Do you think Spoiler got a raw deal? Of course you do, everyone who is reading this thinks that. If you don't think Spoiler got a raw deal from DC Comics you wouldn't have ever found your way here, I promise. In a tabletop RPG, your view of Spoiler is actually more significant than DC Comics' view. You and your fellow collaborators get to make that character just what you want her to be. Once you have that in mind, that becomes what continuity actually is, just like the way Marvel Comics would sometimes just summarize the last 60 years of Spider-Man continuity by saying "we're about to have a fun adventure with your friendly neighborhood Spider-Man!" You decide what the continuity both of the character and the world is, because comic book continuity is not an ironclad beep-boop set of actions and consequences and historical analysis.

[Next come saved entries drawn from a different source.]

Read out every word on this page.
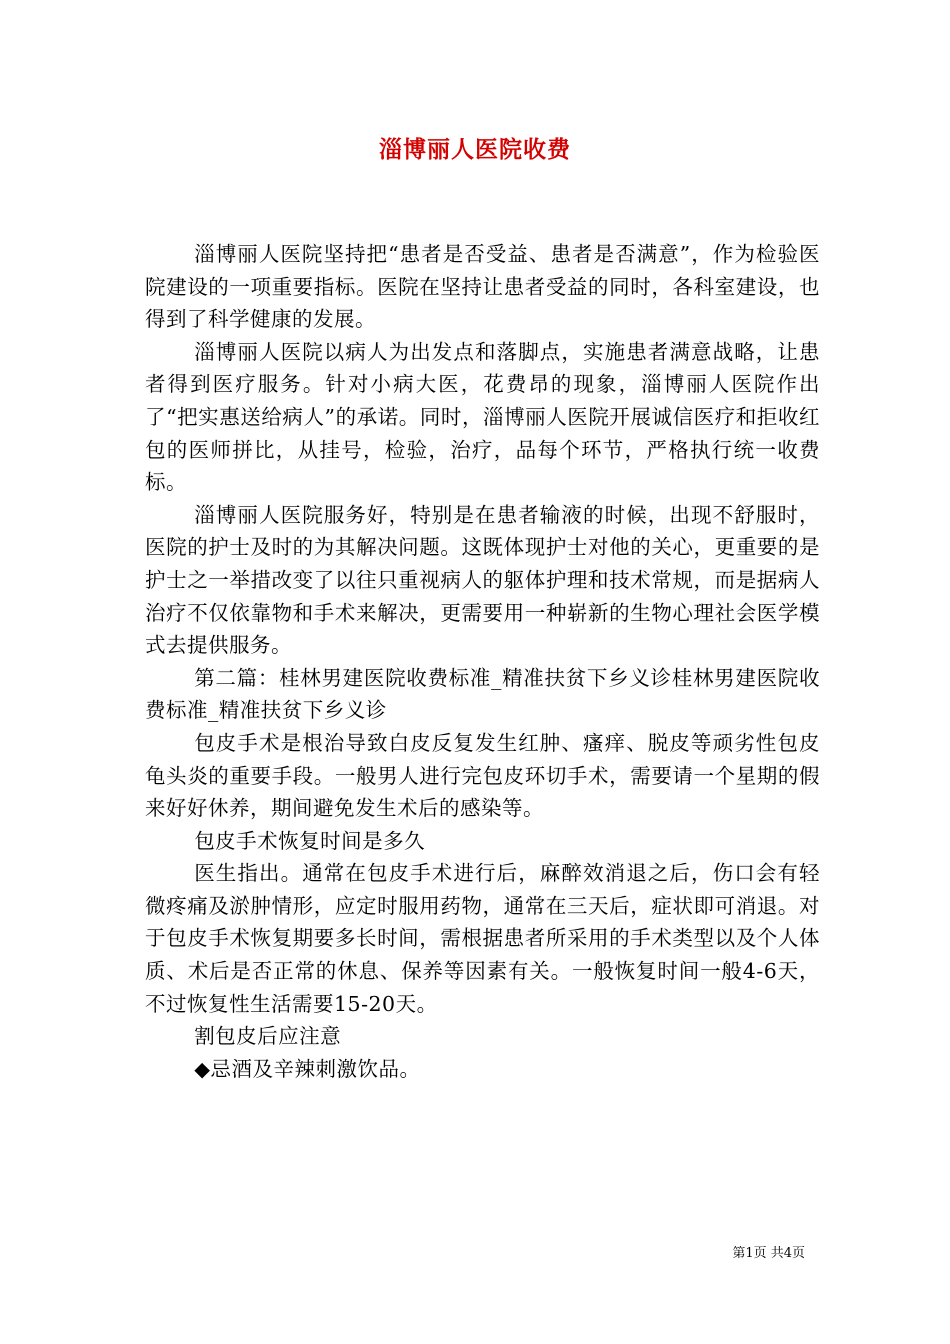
淄博丽人医院收费

淄博丽人医院坚持把“患者是否受益、患者是否满意”，作为检验医院建设的一项重要指标。医院在坚持让患者受益的同时，各科室建设，也得到了科学健康的发展。

淄博丽人医院以病人为出发点和落脚点，实施患者满意战略，让患者得到医疗服务。针对小病大医，花费昂的现象，淄博丽人医院作出了“把实惠送给病人”的承诺。同时，淄博丽人医院开展诚信医疗和拒收红包的医师拼比，从挂号，检验，治疗，品每个环节，严格执行统一收费标。

淄博丽人医院服务好，特别是在患者输液的时候，出现不舒服时，医院的护士及时的为其解决问题。这既体现护士对他的关心，更重要的是护士之一举措改变了以往只重视病人的躯体护理和技术常规，而是据病人治疗不仅依靠物和手术来解决，更需要用一种崭新的生物心理社会医学模式去提供服务。

第二篇：桂林男建医院收费标准_精准扶贫下乡义诊桂林男建医院收费标准_精准扶贫下乡义诊

包皮手术是根治导致白皮反复发生红肿、瘙痒、脱皮等顽劣性包皮龟头炎的重要手段。一般男人进行完包皮环切手术，需要请一个星期的假来好好休养，期间避免发生术后的感染等。

包皮手术恢复时间是多久

医生指出。通常在包皮手术进行后，麻醉效消退之后，伤口会有轻微疼痛及淤肿情形，应定时服用药物，通常在三天后，症状即可消退。对于包皮手术恢复期要多长时间，需根据患者所采用的手术类型以及个人体质、术后是否正常的休息、保养等因素有关。一般恢复时间一般4-6天，不过恢复性生活需要15-20天。

割包皮后应注意

◆忌酒及辛辣刺激饮品。

第1页 共4页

There are two types of game continuity setups that are commonly used to try to reassure players into feeling this power. The setups aren't necessary, exactly, but they're common enough that people look to them quite a bit to discuss how continuity is used: Year One, and (what I have termed) "Year Two".
"Year One" campaigns are those in which the player characters are created and have their early adventures at the same in-game time as the established characters in the setting have theirs - they may help Harvey Dent with his campaign against corruption before he becomes Two-Face, they may believe in Lex Luthor's scientific propaganda before he is revealed to be evil. The advantage of such a campaign is twofold - people don't need to know much about continuity, and indeed, can become significant figures in the lives of NPCs who will then have things that they want and expect from PCs.
My first stab at an anthology campaign attempted the Year One approach. It's certainly a possibility. But my greatest success has been with "Year Two."
"Year Two" games (defined by me, not related to the Year Two graphic novels) are the same as Year One games but there are no origin stories - Two-Face is already Two-Face, the Joker has already established himself as the clown prince of crime. This retains the advantage of not needing to know about continuity, but still having a full panoply of characters immediately available - if someone watched the Harley Quinn cartoon and laughed at King Shark or something, you can bring him in.
I eventually landed on Year Two games for this anthology, but not because it was easier or harder for players who weren't familiar with comics. As I mentioned above, these characters and events aren't what you'd call deep or complex, in terms of how they might impact a player character's story. No, I landed on Year Two because it freed me to enjoy all the various permutations I've absorbed of these characters over the years! It really did help my own sense of satisfaction to be able to just casually say "yea, in this world, it's known that aliens and ghosts exist because they're like...on the news sometimes" and then go from there rather than go through "reveals" of continuity-to-come. It just felt better to me to have all of Gotham City instantly at my fingertips, even if it the other players wouldn't really care so much about it. And that's where we ended up!